The World Autism Awareness Day on 2 April is dedicated to raising awareness about and getting a better understanding of people affected by Autism Spectrum Disorder. In Luxembourg, 1 person in every 100 is diagnosed with this complex disorder. Worldwide, 1 in every 160 children has an autism spectrum disorder. These children often have difficulties with social interactions, which can be detrimental to their future. They should benefit from a very early age from an education better adapted to their special needs. The Luxembourg start-up LuxAI created QTrobot, a social humanoid robot that can assist in teaching essential skills to these children.
This social robot has been designed to get the attention of children with autism and can be used as a training assistant performing a wide variety of human gestures, behaviours and facial expressions the children can imitate and reproduce. This technology is meant to facilitate these children’s integration into society and give them the best possible preparation for their future working life.

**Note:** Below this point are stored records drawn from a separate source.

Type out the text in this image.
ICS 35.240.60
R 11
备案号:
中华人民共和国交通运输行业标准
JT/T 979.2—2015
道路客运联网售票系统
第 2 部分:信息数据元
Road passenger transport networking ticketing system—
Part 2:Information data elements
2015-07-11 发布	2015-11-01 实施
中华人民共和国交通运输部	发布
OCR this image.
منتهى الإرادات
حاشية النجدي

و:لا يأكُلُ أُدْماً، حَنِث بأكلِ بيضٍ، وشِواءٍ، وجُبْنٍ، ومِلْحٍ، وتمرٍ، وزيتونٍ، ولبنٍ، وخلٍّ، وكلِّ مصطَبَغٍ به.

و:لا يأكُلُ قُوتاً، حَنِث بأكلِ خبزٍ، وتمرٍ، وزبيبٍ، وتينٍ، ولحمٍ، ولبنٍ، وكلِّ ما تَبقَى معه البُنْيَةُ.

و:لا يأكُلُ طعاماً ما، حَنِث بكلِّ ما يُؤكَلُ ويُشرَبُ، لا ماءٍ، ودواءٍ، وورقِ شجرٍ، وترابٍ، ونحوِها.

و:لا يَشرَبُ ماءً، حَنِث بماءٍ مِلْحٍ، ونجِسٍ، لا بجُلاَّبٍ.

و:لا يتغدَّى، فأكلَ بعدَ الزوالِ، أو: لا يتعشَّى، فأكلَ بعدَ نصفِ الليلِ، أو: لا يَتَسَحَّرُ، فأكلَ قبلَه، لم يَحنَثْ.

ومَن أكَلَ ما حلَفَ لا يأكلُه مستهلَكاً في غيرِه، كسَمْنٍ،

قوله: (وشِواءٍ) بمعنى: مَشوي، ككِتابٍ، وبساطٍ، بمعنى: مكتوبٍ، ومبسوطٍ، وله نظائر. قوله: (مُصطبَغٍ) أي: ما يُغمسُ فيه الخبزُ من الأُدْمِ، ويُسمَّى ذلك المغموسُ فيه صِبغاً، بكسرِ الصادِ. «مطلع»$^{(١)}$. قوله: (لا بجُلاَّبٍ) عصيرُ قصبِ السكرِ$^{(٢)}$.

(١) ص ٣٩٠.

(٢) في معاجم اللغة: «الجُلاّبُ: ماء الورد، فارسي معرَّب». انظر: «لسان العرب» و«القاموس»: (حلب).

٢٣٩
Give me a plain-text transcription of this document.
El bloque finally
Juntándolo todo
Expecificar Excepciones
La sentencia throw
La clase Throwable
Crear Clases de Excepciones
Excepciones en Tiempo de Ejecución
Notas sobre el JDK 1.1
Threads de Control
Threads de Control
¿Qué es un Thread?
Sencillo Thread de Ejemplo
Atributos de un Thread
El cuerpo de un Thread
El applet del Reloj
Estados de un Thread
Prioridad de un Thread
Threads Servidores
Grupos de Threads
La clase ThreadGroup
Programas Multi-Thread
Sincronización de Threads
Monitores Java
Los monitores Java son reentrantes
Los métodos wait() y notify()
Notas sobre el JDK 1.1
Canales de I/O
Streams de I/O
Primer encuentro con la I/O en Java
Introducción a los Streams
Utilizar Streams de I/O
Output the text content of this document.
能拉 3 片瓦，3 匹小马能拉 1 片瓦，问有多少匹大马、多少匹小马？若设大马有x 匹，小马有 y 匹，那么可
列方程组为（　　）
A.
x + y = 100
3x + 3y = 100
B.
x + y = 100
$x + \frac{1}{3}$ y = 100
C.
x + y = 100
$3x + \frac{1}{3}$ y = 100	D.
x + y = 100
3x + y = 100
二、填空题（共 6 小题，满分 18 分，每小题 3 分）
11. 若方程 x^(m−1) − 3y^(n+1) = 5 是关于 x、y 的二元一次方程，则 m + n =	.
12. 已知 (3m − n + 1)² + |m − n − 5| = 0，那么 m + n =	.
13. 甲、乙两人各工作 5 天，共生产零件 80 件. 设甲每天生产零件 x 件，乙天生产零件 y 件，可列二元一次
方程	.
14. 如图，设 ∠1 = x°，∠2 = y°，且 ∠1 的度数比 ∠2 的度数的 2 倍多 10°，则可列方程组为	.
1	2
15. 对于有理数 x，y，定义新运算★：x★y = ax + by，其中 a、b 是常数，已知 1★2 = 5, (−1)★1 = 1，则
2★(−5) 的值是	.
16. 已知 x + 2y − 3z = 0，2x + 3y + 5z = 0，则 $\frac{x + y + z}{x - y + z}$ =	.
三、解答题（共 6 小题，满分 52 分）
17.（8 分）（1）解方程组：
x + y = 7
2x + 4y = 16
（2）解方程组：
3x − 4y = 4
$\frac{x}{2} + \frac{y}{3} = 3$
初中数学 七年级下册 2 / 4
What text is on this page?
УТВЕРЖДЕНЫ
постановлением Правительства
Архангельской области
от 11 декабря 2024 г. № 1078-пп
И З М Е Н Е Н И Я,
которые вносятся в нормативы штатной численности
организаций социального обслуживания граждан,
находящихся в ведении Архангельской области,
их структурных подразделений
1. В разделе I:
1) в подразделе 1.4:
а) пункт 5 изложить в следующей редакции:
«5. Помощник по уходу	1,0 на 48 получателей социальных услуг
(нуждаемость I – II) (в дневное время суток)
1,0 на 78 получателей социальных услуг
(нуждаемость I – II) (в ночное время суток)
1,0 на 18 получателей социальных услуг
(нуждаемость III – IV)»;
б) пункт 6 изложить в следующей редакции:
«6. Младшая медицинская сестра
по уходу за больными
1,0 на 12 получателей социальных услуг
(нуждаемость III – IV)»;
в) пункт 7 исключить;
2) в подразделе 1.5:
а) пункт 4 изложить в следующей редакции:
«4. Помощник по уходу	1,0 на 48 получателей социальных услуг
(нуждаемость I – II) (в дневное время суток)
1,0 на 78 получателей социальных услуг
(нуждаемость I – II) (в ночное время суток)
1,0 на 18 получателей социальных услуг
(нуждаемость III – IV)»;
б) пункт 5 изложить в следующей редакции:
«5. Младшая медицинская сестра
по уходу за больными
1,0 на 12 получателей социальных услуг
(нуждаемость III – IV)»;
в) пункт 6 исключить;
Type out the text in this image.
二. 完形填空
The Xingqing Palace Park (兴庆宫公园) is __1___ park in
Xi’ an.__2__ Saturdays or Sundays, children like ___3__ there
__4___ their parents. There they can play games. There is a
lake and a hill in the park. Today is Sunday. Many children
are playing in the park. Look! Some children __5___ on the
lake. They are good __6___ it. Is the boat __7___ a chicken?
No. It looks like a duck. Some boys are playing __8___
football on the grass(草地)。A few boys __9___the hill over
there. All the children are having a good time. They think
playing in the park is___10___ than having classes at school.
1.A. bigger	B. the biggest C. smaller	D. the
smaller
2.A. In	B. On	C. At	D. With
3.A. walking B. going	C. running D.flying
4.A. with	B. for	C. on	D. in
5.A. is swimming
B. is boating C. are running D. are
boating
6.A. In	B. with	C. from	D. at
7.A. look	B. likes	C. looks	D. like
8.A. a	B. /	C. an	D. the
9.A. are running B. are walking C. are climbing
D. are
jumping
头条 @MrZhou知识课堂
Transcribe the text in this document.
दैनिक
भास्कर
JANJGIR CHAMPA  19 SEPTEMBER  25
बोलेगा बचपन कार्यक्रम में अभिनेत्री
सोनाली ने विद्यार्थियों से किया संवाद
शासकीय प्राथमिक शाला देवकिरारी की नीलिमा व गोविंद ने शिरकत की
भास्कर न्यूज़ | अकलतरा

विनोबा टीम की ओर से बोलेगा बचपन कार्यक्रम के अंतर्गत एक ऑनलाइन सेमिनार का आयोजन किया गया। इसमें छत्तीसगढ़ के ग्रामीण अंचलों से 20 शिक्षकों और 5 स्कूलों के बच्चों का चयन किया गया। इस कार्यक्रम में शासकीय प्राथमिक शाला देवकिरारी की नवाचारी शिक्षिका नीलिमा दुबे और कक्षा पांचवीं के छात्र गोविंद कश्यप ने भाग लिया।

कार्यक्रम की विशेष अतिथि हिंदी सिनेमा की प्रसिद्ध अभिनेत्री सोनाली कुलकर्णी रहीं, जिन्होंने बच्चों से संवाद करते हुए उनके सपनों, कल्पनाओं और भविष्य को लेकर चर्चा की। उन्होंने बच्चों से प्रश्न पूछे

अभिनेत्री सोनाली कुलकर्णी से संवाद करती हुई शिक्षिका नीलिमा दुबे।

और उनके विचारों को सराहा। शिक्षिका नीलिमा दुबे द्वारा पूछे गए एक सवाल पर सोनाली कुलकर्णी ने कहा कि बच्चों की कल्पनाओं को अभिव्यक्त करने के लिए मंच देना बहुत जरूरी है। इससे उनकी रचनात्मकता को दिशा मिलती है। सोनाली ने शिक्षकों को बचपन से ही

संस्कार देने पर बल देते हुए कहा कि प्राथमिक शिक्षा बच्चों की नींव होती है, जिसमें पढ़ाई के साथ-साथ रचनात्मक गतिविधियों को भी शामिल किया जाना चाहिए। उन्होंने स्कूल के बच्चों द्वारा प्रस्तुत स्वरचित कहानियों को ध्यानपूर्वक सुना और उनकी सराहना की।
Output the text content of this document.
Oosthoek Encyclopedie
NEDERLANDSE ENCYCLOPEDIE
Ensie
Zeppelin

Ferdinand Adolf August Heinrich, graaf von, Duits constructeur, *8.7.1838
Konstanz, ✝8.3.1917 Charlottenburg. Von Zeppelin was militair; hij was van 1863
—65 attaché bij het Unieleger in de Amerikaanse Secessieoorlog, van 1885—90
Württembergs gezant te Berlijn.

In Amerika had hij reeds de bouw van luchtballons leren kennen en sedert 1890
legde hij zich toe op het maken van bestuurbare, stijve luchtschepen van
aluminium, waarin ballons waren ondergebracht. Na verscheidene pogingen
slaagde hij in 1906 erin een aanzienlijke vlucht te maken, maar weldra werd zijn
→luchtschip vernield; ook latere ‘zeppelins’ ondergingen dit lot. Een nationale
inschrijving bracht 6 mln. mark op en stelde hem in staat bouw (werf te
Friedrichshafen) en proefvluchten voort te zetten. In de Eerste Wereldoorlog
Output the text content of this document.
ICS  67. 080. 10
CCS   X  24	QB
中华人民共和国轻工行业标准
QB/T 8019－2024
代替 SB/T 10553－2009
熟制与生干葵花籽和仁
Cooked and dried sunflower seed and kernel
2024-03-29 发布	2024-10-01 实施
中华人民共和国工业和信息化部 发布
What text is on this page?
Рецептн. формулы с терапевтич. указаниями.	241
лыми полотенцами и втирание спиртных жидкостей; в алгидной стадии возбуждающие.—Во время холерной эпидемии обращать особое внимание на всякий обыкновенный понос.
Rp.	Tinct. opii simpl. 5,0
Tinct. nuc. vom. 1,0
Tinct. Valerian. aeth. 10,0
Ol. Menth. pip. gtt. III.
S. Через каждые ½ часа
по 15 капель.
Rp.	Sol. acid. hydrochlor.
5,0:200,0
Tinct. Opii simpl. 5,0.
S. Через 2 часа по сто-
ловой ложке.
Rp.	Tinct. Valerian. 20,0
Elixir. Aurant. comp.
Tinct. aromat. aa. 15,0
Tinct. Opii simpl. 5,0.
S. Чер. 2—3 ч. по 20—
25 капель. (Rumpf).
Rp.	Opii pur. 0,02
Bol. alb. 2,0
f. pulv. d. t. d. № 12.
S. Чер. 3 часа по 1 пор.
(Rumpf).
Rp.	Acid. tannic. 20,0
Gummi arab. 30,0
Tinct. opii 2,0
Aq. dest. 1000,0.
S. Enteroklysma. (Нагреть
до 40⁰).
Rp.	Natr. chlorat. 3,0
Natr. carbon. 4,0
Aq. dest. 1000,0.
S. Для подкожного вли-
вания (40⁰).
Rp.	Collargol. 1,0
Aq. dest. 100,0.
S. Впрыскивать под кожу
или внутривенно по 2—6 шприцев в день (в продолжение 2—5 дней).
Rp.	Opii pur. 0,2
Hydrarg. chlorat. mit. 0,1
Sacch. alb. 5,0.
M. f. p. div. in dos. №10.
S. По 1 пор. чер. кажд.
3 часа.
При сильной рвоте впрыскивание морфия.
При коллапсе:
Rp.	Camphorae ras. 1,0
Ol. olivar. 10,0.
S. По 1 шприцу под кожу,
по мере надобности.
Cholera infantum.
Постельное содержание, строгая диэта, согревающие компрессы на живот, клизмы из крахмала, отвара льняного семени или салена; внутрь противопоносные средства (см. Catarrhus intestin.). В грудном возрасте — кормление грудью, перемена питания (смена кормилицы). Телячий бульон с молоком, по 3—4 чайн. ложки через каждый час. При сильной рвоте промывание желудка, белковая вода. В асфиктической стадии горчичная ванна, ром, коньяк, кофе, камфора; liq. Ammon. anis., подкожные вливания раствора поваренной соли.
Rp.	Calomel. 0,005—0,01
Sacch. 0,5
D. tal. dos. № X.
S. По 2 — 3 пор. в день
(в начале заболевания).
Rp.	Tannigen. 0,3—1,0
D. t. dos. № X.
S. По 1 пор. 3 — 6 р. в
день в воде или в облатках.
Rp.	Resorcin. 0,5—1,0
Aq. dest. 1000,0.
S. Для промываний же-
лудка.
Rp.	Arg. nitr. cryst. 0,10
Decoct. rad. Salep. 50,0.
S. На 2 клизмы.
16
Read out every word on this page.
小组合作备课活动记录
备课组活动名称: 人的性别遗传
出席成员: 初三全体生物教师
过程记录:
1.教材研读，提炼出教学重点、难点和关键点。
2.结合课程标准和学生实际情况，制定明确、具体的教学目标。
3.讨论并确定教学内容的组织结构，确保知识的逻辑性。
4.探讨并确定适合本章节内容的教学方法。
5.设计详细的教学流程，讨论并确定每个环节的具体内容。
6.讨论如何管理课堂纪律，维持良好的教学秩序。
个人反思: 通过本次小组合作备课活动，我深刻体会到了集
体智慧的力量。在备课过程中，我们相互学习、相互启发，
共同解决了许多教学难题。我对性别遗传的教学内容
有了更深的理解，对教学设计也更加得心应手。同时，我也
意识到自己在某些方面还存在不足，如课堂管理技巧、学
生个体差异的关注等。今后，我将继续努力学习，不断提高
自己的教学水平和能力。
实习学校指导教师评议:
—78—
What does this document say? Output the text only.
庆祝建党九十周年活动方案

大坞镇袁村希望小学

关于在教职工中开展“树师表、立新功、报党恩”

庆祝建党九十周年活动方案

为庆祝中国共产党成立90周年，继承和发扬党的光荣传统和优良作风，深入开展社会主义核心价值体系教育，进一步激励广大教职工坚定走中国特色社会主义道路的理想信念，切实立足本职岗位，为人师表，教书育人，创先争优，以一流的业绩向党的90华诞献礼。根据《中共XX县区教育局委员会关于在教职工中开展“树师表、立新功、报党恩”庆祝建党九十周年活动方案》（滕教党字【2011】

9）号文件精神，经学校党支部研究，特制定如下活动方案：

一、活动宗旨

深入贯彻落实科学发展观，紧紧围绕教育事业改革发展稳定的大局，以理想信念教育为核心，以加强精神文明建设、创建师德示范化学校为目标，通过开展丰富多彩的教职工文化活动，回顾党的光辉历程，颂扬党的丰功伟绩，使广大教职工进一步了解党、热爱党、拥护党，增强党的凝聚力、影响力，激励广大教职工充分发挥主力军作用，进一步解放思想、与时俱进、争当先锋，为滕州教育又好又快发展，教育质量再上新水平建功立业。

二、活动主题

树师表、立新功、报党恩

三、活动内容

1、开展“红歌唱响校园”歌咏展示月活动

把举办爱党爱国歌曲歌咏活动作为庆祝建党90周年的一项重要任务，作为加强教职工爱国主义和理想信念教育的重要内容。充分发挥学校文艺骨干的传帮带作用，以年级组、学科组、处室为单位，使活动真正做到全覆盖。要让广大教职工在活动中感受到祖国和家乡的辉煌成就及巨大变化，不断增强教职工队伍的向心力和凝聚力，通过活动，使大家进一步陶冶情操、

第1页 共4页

A project supported with European funding
The EU has supported LuxAI at two stages. The company received a €50,000 grant from the European Innovation Council (EIC) and €270,115 from Horizon 2020, the EU Research and Innovation programme with nearly €80 billion of funding available over 7 years (2014-2020).
The €50,000 grant from the EIC enabled LuxAI to further develop the robotic platform. A large amount of content and applications – social robot therapies conceived by psychologists – that meet the needs of different individuals will be made available to parents, teachers and therapists. The QTrobot social robot platform allows autism therapists and care providers with no IT background to create, exchange, personalise, use and rate therapeutic robot applications.
Thanks to the EU funding through Horizon 2020 the company has upgraded the privacy and security of its robot platform, thus providing maximum protection for private data.
“If you invest in early-age education and training of children with autism and do it intensively enough, you can improve their lives enormously. The problem is that at the moment, there is a dramatic lack of educators and adequate therapies to provide this vital support,” says LuxAI CEO Pouyan Ziafati. “We believe that our QTrobot can contribute to turning this situation around.” Currently, several autism centres in different countries use QTrobot on a daily basis.